The point is that what's showing up as API charges or app use charges are nowhere near what it costs to run the model. I'm sure that $200/$50000 ratio is probably out at the extreme (which is why I rounded way down to just a 10x subsidy instead of a 250x subsidy) but the point is every "frontier" model seller is losing gigantic wads of cash on operating costs alone, and I don't see any corner getting turned towards bringing those costs under control.

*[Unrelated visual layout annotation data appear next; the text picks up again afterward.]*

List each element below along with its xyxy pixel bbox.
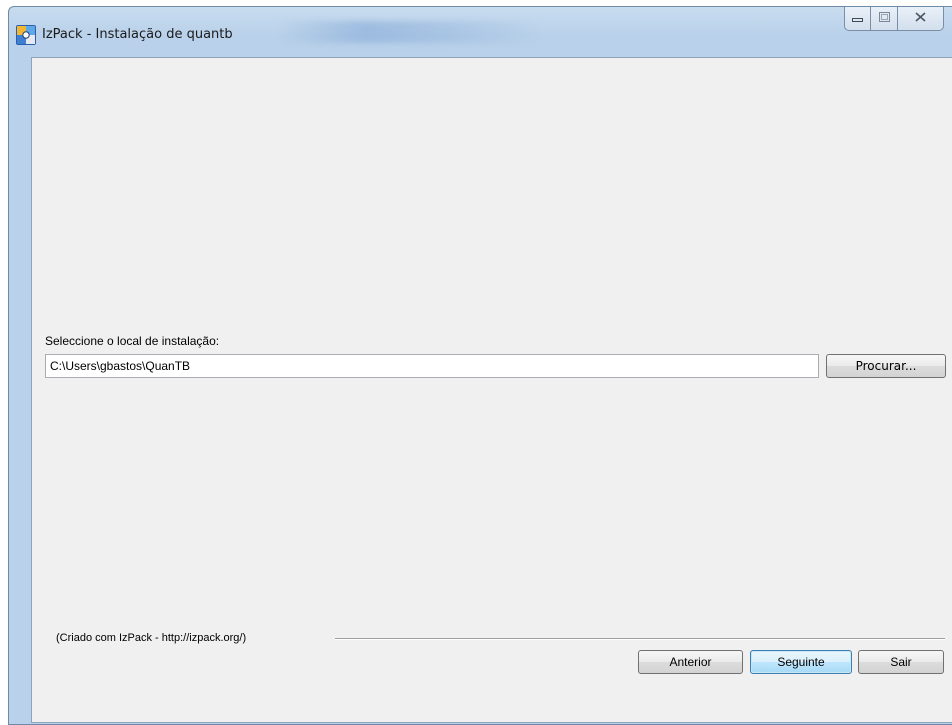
window-controls [844,7,944,31]
exit-button[interactable]: Sair [858,650,944,674]
izpack-app-icon [16,25,36,45]
close-button[interactable] [898,7,944,31]
footer-separator [335,638,945,640]
install-location-label: Seleccione o local de instalação: [45,334,220,348]
install-path-input[interactable] [45,354,819,378]
izpack-credit: (Criado com IzPack - http://izpack.org/) [56,632,247,644]
next-button[interactable]: Seguinte [750,650,852,674]
maximize-icon [878,12,890,25]
installer-panel: Seleccione o local de instalação: Procur… [31,57,952,723]
previous-button[interactable]: Anterior [638,650,743,674]
titlebar-background-reflection [279,21,539,43]
maximize-button[interactable] [871,7,898,31]
browse-button[interactable]: Procurar... [826,354,946,378]
close-icon [915,12,926,25]
installer-window: IzPack - Instalação de quantb Seleccione… [8,6,952,725]
window-title: IzPack - Instalação de quantb [42,27,233,42]
title-bar[interactable]: IzPack - Instalação de quantb [9,7,952,57]
footer-credit-row: (Criado com IzPack - http://izpack.org/) [45,632,945,646]
minimize-icon [852,13,863,25]
minimize-button[interactable] [844,7,871,31]
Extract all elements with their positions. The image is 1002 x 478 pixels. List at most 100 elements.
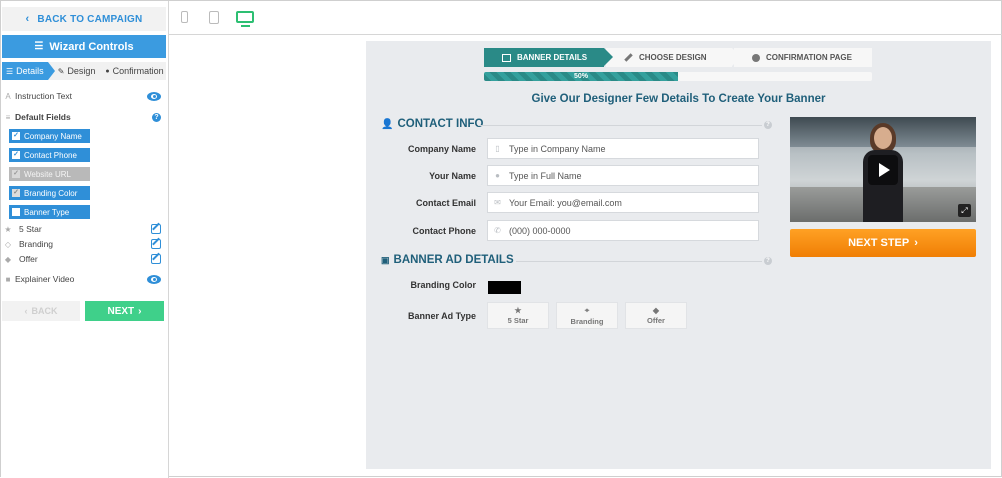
tab-confirmation[interactable]: ● Confirmation: [101, 62, 169, 80]
banner-option-label: Branding: [19, 239, 54, 249]
explainer-video-label: Explainer Video: [15, 274, 75, 284]
help-icon[interactable]: ?: [152, 112, 161, 122]
next-step-label: NEXT STEP: [848, 237, 910, 249]
chevron-left-icon: ‹: [25, 13, 30, 25]
progress-label: 50%: [573, 73, 588, 80]
help-icon[interactable]: ?: [764, 121, 772, 129]
divider: [516, 261, 762, 262]
field-toggle-company-name[interactable]: ✓ Company Name: [9, 129, 90, 143]
next-button-label: NEXT: [107, 305, 135, 317]
tab-design-label: Design: [67, 66, 96, 76]
field-toggle-label: Contact Phone: [24, 150, 77, 160]
explainer-video-row: ■ Explainer Video: [1, 272, 167, 286]
field-toggle-contact-phone[interactable]: ✓ Contact Phone: [9, 148, 90, 162]
your-name-label: Your Name: [429, 171, 476, 181]
checkbox-icon: ✓: [12, 189, 20, 197]
tag-icon: ◆: [4, 254, 12, 264]
banner-option-branding: ◇ Branding: [1, 237, 167, 251]
contact-info-title: 👤 CONTACT INFO: [381, 117, 483, 131]
field-toggle-branding-color[interactable]: ✓ Branding Color: [9, 186, 90, 200]
divider: [478, 125, 762, 126]
tablet-preview-icon[interactable]: [209, 11, 219, 24]
instruction-text-row: A Instruction Text: [1, 89, 167, 103]
ad-type-branding[interactable]: ⌖ Branding: [556, 302, 618, 329]
tag-icon: ◆: [652, 306, 660, 315]
desktop-preview-icon[interactable]: [236, 11, 254, 27]
company-name-label: Company Name: [407, 144, 476, 154]
banner-ad-details-title: ▣ BANNER AD DETAILS: [381, 253, 514, 267]
checkbox-icon: ✓: [12, 132, 20, 140]
step-choose-design[interactable]: CHOOSE DESIGN: [604, 48, 741, 67]
edit-icon[interactable]: [151, 239, 161, 249]
back-button[interactable]: ‹ BACK: [2, 301, 80, 321]
chevron-right-icon: ›: [138, 305, 142, 317]
ad-type-label: Offer: [647, 316, 665, 325]
briefcase-icon: ▣: [381, 254, 390, 265]
wizard-controls-title: Wizard Controls: [49, 40, 134, 53]
sliders-icon: ☰: [34, 41, 44, 52]
explainer-video[interactable]: ⤢: [790, 117, 976, 222]
banner-option-label: 5 Star: [19, 224, 42, 234]
eye-icon[interactable]: [147, 91, 161, 101]
help-icon[interactable]: ?: [764, 257, 772, 265]
video-presenter: [874, 127, 892, 149]
checkbox-icon: [12, 208, 20, 216]
device-preview-bar: [169, 1, 1002, 35]
progress-bar: 50%: [484, 72, 872, 81]
checkbox-icon: ✓: [12, 170, 20, 178]
phone-icon: ✆: [494, 226, 501, 235]
contact-phone-input[interactable]: ✆ (000) 000-0000: [487, 220, 759, 241]
ad-type-offer[interactable]: ◆ Offer: [625, 302, 687, 329]
play-icon[interactable]: [868, 155, 898, 185]
field-toggle-website-url[interactable]: ✓ Website URL: [9, 167, 90, 181]
crosshair-icon: ⌖: [584, 305, 590, 315]
step-label: CONFIRMATION PAGE: [766, 53, 852, 62]
step-banner-details[interactable]: BANNER DETAILS: [484, 48, 613, 67]
building-icon: ▯: [495, 144, 500, 153]
banner-option-label: Offer: [19, 254, 38, 264]
circle-icon: ●: [105, 67, 110, 75]
mobile-preview-icon[interactable]: [181, 11, 188, 23]
contact-phone-placeholder: (000) 000-0000: [509, 225, 571, 236]
step-confirmation-page[interactable]: CONFIRMATION PAGE: [732, 48, 872, 67]
contact-email-input[interactable]: ✉ Your Email: you@email.com: [487, 192, 759, 213]
company-name-input[interactable]: ▯ Type in Company Name: [487, 138, 759, 159]
banner-option-offer: ◆ Offer: [1, 252, 167, 266]
banner-option-5-star: ★ 5 Star: [1, 222, 167, 236]
branding-color-label: Branding Color: [410, 280, 477, 290]
envelope-icon: ✉: [494, 198, 501, 207]
chevron-right-icon: ›: [914, 237, 918, 249]
field-toggle-banner-type[interactable]: Banner Type: [9, 205, 90, 219]
field-toggle-label: Website URL: [24, 169, 71, 179]
back-to-campaign-button[interactable]: ‹ BACK TO CAMPAIGN: [2, 7, 166, 31]
tab-details[interactable]: ☰ Details: [2, 62, 55, 80]
next-step-button[interactable]: NEXT STEP ›: [790, 229, 976, 257]
your-name-input[interactable]: ● Type in Full Name: [487, 165, 759, 186]
back-to-campaign-label: BACK TO CAMPAIGN: [37, 13, 143, 25]
video-camera-icon: ■: [5, 274, 11, 284]
fullscreen-icon[interactable]: ⤢: [958, 204, 971, 217]
checkbox-icon: ✓: [12, 151, 20, 159]
list-icon: ☰: [6, 66, 14, 76]
user-icon: ●: [495, 171, 500, 180]
field-toggle-label: Company Name: [24, 131, 82, 141]
wizard-controls-header: ☰ Wizard Controls: [2, 35, 166, 58]
step-indicator: BANNER DETAILS CHOOSE DESIGN CONFIRMATIO…: [484, 48, 872, 67]
star-icon: ★: [4, 224, 12, 234]
edit-icon[interactable]: [151, 254, 161, 264]
table-icon: [502, 53, 511, 62]
step-label: CHOOSE DESIGN: [639, 53, 707, 62]
star-icon: ★: [514, 306, 522, 315]
tab-design[interactable]: ✎ Design: [48, 62, 102, 80]
ad-type-5-star[interactable]: ★ 5 Star: [487, 302, 549, 329]
sidebar-tabs: ☰ Details ✎ Design ● Confirmation: [2, 62, 166, 80]
edit-icon[interactable]: [151, 224, 161, 234]
next-button[interactable]: NEXT ›: [85, 301, 164, 321]
ad-type-label: 5 Star: [507, 316, 529, 325]
branding-color-swatch[interactable]: [488, 281, 521, 294]
brush-icon: [624, 53, 633, 62]
company-name-placeholder: Type in Company Name: [509, 143, 606, 154]
step-label: BANNER DETAILS: [517, 53, 588, 62]
eye-icon[interactable]: [147, 274, 161, 284]
field-toggle-label: Banner Type: [24, 207, 70, 217]
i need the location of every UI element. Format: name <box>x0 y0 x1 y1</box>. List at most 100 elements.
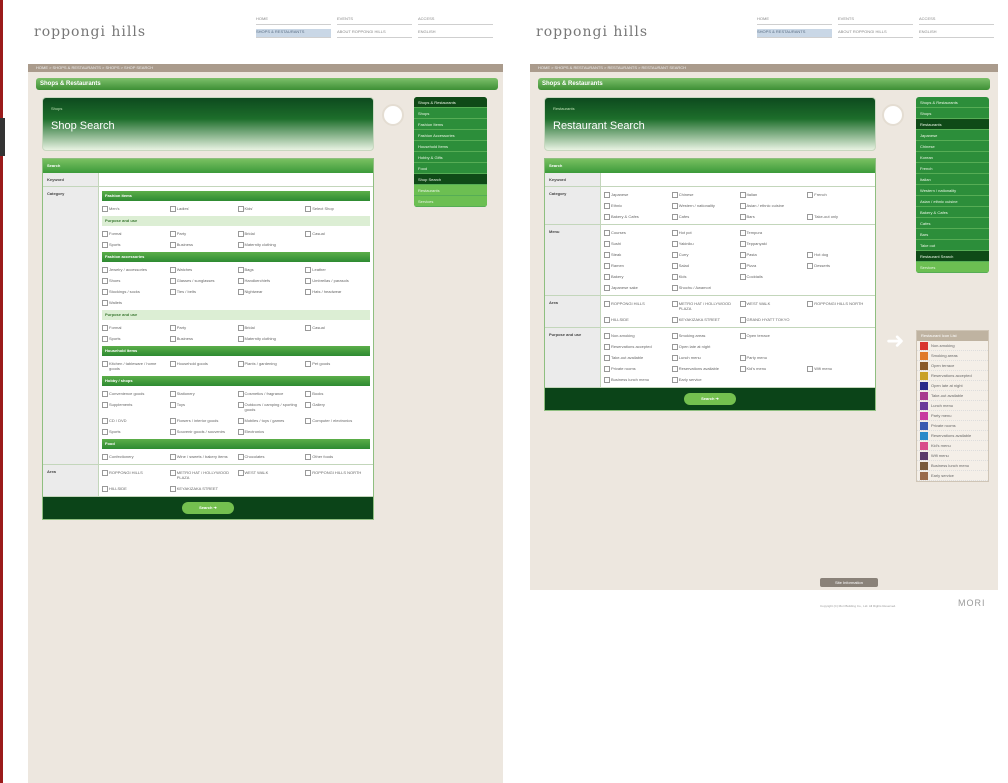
option-checkbox[interactable]: Souvenir goods / souvenirs <box>169 426 235 437</box>
option-checkbox[interactable]: Western / nationality <box>671 200 737 211</box>
nav-about[interactable]: ABOUT ROPPONGI HILLS <box>838 29 913 38</box>
option-checkbox[interactable]: Reservations available <box>671 363 737 374</box>
side-menu-item[interactable]: Shops <box>414 108 487 119</box>
option-checkbox[interactable]: Party <box>169 228 235 239</box>
option-checkbox[interactable]: Sports <box>102 333 167 344</box>
option-checkbox[interactable]: Open terrace <box>739 330 805 341</box>
option-checkbox[interactable]: Curry <box>671 249 737 260</box>
nav-events[interactable]: EVENTS <box>838 16 913 25</box>
option-checkbox[interactable]: Kitchen / tableware / home goods <box>102 358 167 374</box>
option-checkbox[interactable]: Open late at night <box>671 341 737 352</box>
side-menu-item[interactable]: Cafes <box>916 218 989 229</box>
side-menu-item[interactable]: Restaurant Search <box>916 251 989 262</box>
nav-shops-restaurants[interactable]: SHOPS & RESTAURANTS <box>757 29 832 38</box>
side-menu-item[interactable]: Take out <box>916 240 989 251</box>
site-logo[interactable]: roppongi hills <box>34 24 146 40</box>
option-checkbox[interactable]: Shoes <box>102 275 167 286</box>
option-checkbox[interactable]: Formal <box>102 322 167 333</box>
option-checkbox[interactable]: Teppanyaki <box>739 238 805 249</box>
option-checkbox[interactable]: ROPPONGI HILLS NORTH <box>305 467 370 483</box>
nav-events[interactable]: EVENTS <box>337 16 412 25</box>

Anthropic at the very least appears to have wrestled its training costs to be less than its annual revenue. So that's a start. Maybe they can get their operating costs down too. Their leadership seems to be the least full of lying assholes of most of the big AI chasers. So that's a positive for them.
The GlassWing or whatever announcement from today will turn heads, for sure. And it's a definitely not-terrible use for language models. But that's a very important but very niche application, not "code generation for everyone!"
https://nitter.net/ShanuMathew93/status/2041444857416126617#m
That seems entirely plausible for these days.